Of course, if we're talking about single photons - a raytracing solution would work. I've implemented one (inspired from here), however, again - it isn't what the original question is asking for. We want a single wavefront which spreads....

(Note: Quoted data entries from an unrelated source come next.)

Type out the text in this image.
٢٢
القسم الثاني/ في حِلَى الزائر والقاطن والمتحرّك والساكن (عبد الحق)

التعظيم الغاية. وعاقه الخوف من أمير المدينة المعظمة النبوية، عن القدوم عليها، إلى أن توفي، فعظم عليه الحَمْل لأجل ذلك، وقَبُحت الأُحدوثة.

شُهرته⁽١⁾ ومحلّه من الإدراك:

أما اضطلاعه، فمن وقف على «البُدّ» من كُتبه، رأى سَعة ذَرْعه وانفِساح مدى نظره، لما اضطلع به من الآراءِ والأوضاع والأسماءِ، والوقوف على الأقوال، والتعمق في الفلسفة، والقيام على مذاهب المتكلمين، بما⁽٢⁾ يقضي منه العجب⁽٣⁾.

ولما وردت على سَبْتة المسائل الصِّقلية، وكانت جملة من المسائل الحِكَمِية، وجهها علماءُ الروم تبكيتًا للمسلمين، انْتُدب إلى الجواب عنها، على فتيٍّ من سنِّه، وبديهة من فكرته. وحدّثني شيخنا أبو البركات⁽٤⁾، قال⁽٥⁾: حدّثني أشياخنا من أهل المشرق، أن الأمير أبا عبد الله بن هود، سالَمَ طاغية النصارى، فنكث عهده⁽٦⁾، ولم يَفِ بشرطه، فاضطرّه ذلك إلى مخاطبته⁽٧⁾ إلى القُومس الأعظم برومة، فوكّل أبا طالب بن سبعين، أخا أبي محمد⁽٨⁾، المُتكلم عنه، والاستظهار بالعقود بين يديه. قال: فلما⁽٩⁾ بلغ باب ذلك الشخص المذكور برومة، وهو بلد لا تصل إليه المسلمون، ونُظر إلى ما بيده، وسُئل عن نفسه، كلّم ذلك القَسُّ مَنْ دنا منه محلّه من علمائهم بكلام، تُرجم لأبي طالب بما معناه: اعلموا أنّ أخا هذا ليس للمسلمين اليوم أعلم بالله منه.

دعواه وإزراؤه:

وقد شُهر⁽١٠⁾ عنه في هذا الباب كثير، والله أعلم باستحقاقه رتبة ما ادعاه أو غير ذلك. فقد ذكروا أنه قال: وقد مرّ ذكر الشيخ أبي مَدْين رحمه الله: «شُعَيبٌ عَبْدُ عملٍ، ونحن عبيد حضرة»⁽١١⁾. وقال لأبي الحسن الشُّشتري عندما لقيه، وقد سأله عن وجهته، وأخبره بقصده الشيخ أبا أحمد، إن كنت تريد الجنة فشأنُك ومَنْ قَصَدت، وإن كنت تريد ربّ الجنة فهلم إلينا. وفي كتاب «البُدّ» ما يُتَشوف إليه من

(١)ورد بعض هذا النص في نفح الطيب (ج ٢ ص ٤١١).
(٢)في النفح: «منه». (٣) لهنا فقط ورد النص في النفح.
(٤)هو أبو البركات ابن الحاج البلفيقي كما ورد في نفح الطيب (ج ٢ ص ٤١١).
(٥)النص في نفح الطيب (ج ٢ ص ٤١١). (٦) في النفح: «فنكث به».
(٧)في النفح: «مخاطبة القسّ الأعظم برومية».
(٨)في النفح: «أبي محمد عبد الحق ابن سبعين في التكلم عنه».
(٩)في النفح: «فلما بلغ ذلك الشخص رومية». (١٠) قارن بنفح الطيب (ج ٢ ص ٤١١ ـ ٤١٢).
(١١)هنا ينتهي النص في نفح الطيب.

But, anyway, this is my ray-tracing attempt

With 3 photons:

With 100 photons:

(* Line Intersection *) 


 LLI[vi_List] := 
 With[{x1 = vi[[1, 1]], y1 = vi[[1, 2]], x2 = vi[[2, 1]], 
   y2 = vi[[2, 2]], x3 = vi[[3, 1]], y3 = vi[[3, 2]], x4 = vi[[4, 1]],
    y4 = vi[[4, 
      2]]}, {-((-(x3 - x4) (x2 y1 - x1 y2) + (x1 - x2) (x4 y3 - 
           x3 y4))/((x3 - x4) (y1 - y2) + (-x1 + x2) (y3 - 
           y4))), (x4 (y1 - y2) y3 + x1 y2 y3 - x3 y1 y4 - x1 y2 y4 + 
      x3 y2 y4 + 
      x2 y1 (-y3 + y4))/(-(x3 - x4) (y1 - y2) + (x1 - x2) (y3 - y4))}]

(* Consider how we bounce *) 

bounce2[{p0_, d0_, i0_}] := 
 Module[{idxL, pL, validL, distL, i, p1, d1, bValid, dist, angleL, 
   angle}, idxL = 
   Position[Pi/2 < VectorAngle[d0, #] < Pi 3/2 Pi & /@ norm, True] // 
    Flatten;
  pL = Table[LLI[{p0, p0 + d0, ##}] & @@ edge[[j]], {j, idxL}];
  validL = 
   Table[! Or @@ (Greater[#, 
          1] & /@ (EuclideanDistance[#, pL[[i]]]/
            length[[idxL[[i]]]] & /@ edge[[idxL[[i]]]])), {i, 
     Length@idxL}];
  distL = EuclideanDistance[#, p0] & /@ pL;
  angleL = 
   Table[VectorAngle[norm[[idxL[[i]]]], pL[[i]] - p0], {i, 
     Length@idxL}];
  {i, p1, bValid, angle, dist} = 
   Select[Transpose@{idxL, pL, validL, angleL, 
        distL}, (#[[3]] && #[[4]] > Pi/2) &] // 
     MinimalBy[#, Last] & // #[[1]] &;
  d1 = (ReflectionTransform[RotationTransform[-Pi/2]@(-norm[[i]]), 
        p1]@p0 - p1) // Normalize;
  {p1, d1, i}]

(* Give our boundaries *) 

boundary1 = CirclePoints[2, 100];

edge1 = Table[
   RotateRight[boundary1, i][[;; 2]], {i, Length@boundary1}];
length1 = EuclideanDistance @@ # & /@ edge1;
norm1 = Normalize@(RotationTransform[Pi/2]@(#[[2]] - #[[1]])) & /@ 
   edge1;


boundary2 = {{-1, -0.2}, {1, -0.2}, {1, 0}, {-1, 0}};

edge2 = Table[
   RotateRight[boundary2, i][[;; 2]], {i, Length@boundary2}];
length2 = EuclideanDistance @@ # & /@ edge2;
norm2 = -Normalize@(RotationTransform[Pi/2]@(#[[2]] - #[[1]])) & /@ 
   edge2;

boundary = Join[boundary1, boundary2];
edge = Join[edge1, edge2];
length = Join[length1, length2];
norm = Join[norm1, norm2];


photons = 3; 
bounces = 100;
g = ConstantArray[{}, photons];

For[i = 1, i <= photons, i++, 
 p0 = {0, 0.1};
 d0 = {Cos@#, Sin@#} &@RandomReal[{0, 2 Pi}];
 r = NestList[bounce2, {p0, d0, 0}, bounces];
 p = r[[All, 1]];
 g[[i]] = 
  Table[Graphics[{FaceForm[LightBlue], EdgeForm[], Gray, 
     Line@p[[;; j]], Darker@Gray, Point@p[[;; j]], Red, 
     Point@p[[1]]}], {j, 2, Length@r}];
 ]

surface = 
 Graphics[{{FaceForm[LightBlue], Polygon@boundary1}, FaceForm[White], 
   Polygon@boundary2}]
animate = Table[Show[surface, g[[;; , {i}]]], {i, 1, bounces}];

ListAnimate[animate]

This isn't a complete solution as I really looking for the propagation of the circles around the sphere.